Tuesday, March 17, 2009

A New Perspective

I had a strange experience the day I was discharged from the hospital. Shortly after arriving home, my husband started a fire in the fireplace like he does most evenings in the winter. He then got me all set up with blankets and pillows so that I could sit by the fire and watch tv. As I sat there, quietly watching him going about his business, I was overcome by an eerie feeling that I was not actually physically present in the room. It was as if I was detached from the scene and watching from some other dimension. It was the creepiest thing - like I was getting a glimpse of things the way they could have been, or maybe even should have been. My husband alone; me gone. Maybe it was just the aftershock of the whole affair, but whatever it was, the feeling of gratitude it left behind stuck. It was some strange kind of magic that made me realize how lucky I was, and how much worse it all could have been.

After experiencing some insight from that perspective, I tried to find something positive to focus on every day and believe me, if you look, you`ll find it. I can`t say I didn`t have a few miserable moments after that, but those moments were short-lived. I just couldn`t help but feel lucky, despite it all.

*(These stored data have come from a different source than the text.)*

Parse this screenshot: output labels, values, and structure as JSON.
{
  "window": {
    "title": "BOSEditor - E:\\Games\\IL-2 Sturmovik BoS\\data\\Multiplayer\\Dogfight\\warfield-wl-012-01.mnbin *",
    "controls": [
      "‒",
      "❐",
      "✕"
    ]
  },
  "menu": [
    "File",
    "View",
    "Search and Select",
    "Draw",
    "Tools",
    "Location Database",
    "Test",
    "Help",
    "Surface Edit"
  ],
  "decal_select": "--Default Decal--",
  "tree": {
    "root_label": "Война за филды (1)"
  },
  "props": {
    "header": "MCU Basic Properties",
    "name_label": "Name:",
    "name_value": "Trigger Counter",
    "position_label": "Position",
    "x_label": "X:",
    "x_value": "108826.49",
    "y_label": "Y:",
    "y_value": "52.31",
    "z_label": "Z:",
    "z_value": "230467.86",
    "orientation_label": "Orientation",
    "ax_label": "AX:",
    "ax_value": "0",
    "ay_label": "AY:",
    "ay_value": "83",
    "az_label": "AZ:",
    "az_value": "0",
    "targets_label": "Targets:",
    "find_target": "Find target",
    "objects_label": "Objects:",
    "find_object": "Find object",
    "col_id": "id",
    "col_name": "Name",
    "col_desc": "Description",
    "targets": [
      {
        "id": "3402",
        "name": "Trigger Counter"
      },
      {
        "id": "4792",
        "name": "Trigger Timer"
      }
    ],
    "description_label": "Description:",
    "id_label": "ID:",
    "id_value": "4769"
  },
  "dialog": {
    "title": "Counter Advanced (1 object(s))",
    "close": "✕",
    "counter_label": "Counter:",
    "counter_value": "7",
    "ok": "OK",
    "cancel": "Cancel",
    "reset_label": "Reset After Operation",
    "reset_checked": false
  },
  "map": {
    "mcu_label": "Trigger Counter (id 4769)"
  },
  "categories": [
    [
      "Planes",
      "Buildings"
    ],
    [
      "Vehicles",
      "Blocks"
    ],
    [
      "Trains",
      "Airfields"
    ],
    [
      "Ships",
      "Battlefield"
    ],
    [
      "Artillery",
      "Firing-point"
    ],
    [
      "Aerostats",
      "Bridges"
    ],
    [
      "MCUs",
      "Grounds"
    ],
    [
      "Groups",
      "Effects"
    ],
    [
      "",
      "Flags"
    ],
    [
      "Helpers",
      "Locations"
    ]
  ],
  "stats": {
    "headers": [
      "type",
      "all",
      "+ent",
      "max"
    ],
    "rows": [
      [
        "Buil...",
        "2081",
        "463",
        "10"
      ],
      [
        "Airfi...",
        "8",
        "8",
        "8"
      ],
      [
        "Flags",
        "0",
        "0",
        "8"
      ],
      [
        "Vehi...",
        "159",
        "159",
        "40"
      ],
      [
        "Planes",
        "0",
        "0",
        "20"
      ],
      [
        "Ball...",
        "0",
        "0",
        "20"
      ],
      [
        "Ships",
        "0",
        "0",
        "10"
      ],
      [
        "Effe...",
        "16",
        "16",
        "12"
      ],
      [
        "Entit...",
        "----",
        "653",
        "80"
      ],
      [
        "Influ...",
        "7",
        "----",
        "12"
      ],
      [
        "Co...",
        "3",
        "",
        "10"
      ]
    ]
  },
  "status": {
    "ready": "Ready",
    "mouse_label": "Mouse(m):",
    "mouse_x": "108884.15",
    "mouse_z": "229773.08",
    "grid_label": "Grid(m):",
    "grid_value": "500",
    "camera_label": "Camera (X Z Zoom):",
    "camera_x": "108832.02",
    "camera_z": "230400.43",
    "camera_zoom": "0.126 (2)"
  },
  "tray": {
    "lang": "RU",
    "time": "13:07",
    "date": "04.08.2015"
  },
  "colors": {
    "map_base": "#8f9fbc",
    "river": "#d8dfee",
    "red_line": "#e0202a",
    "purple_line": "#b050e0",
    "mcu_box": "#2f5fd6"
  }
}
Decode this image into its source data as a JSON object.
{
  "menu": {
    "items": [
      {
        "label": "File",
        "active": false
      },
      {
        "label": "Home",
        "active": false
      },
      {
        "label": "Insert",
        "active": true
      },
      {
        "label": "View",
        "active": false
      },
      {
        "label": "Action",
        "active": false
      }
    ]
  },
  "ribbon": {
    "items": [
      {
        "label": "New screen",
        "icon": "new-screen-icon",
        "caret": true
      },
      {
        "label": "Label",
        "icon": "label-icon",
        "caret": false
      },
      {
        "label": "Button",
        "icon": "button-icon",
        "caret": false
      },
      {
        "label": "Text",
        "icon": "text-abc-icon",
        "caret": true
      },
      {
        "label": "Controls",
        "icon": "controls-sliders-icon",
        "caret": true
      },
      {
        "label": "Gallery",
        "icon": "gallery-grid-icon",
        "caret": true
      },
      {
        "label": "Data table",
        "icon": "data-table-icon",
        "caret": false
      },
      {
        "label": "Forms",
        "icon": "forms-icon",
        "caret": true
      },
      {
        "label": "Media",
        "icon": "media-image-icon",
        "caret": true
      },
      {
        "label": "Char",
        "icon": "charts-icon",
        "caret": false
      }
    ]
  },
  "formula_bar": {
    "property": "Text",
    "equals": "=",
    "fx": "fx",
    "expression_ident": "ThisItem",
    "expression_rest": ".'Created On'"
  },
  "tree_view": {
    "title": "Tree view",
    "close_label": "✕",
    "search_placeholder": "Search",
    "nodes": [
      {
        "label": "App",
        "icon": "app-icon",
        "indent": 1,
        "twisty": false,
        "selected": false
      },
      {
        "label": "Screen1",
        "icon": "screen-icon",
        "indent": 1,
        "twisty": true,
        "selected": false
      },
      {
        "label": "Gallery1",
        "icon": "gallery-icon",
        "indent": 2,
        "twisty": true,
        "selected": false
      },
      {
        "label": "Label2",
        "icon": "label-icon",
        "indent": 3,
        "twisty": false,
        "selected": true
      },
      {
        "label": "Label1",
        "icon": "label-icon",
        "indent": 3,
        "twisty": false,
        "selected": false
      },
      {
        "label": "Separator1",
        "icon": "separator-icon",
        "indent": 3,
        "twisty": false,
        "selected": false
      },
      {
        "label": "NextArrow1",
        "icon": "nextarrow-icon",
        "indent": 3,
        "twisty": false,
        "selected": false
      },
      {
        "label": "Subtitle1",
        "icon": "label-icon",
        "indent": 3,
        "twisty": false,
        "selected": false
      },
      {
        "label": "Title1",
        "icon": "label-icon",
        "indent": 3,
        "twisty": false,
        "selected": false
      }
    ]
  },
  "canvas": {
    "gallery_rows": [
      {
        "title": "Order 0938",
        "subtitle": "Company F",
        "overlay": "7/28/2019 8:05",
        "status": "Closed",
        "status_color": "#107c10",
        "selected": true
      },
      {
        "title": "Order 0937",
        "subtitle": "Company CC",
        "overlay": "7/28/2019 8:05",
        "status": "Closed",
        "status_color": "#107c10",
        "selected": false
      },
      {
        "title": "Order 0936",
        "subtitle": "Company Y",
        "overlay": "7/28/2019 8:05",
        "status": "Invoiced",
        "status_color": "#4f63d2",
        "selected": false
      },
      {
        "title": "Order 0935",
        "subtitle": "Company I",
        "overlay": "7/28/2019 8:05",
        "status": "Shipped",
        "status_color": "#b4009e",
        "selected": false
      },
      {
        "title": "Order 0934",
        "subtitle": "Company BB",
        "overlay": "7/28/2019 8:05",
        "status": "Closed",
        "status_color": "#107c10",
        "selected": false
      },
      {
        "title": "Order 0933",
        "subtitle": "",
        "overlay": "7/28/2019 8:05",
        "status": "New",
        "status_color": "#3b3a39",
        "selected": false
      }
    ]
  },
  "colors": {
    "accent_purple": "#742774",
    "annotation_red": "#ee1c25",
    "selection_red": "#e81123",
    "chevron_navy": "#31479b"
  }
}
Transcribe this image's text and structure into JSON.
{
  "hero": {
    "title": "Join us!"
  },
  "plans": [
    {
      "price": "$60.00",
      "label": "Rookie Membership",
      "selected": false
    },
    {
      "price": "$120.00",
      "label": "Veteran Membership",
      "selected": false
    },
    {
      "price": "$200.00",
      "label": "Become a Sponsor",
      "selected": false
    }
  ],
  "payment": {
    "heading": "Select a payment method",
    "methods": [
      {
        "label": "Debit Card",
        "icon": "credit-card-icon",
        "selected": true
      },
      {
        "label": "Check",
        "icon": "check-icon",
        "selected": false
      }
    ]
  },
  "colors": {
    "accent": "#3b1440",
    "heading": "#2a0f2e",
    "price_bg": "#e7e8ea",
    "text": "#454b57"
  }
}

I did my best to always have a smile on my face when my husband returned from work. I would wake up in the morning, wash up and get dressed - no lounging in pyjamas for me. In my view, if you dress like a sick person, you'll feel like a sick person. It`s human nature. And, the last thing I wanted was for my husband to come home to a sad and depressing place. Why should he? I wasn`t sad and I wasn`t depressed. And quite frankly, it wasn`t that much effort. After the first three weeks or so, I actually felt relatively good most of the time. I was uncomfortable to be sure, and I had pain from time to time, but my morale was very good, and that helped with everything else. I tend to think you have the power to actually decide how to feel about things. You either choose a negative perspective or a positive one. It`s your choice. A negative perspective will only bring you down. And it serves absolutely no purpose.

I would say the challenge in the beginning is to manage the pain. It`s not easy to be positive about things when you are hurting, that`s for sure. But if you can get a handle on the pain, the rest will be easier. While I was dealing with the infection in two of my pins, I also had an infection in my throat and ears. There is no doubt this made me pretty miserable for the first three weeks. That sore throat just hung on and on and was always worse at night. Thankfully, that was the last of the real complications for me. After that, I just focused on resting and eating well. I`m lucky enough to have a husband who gave me all the support I could possibly want, and he happens to be a great cook. What more could I ask for?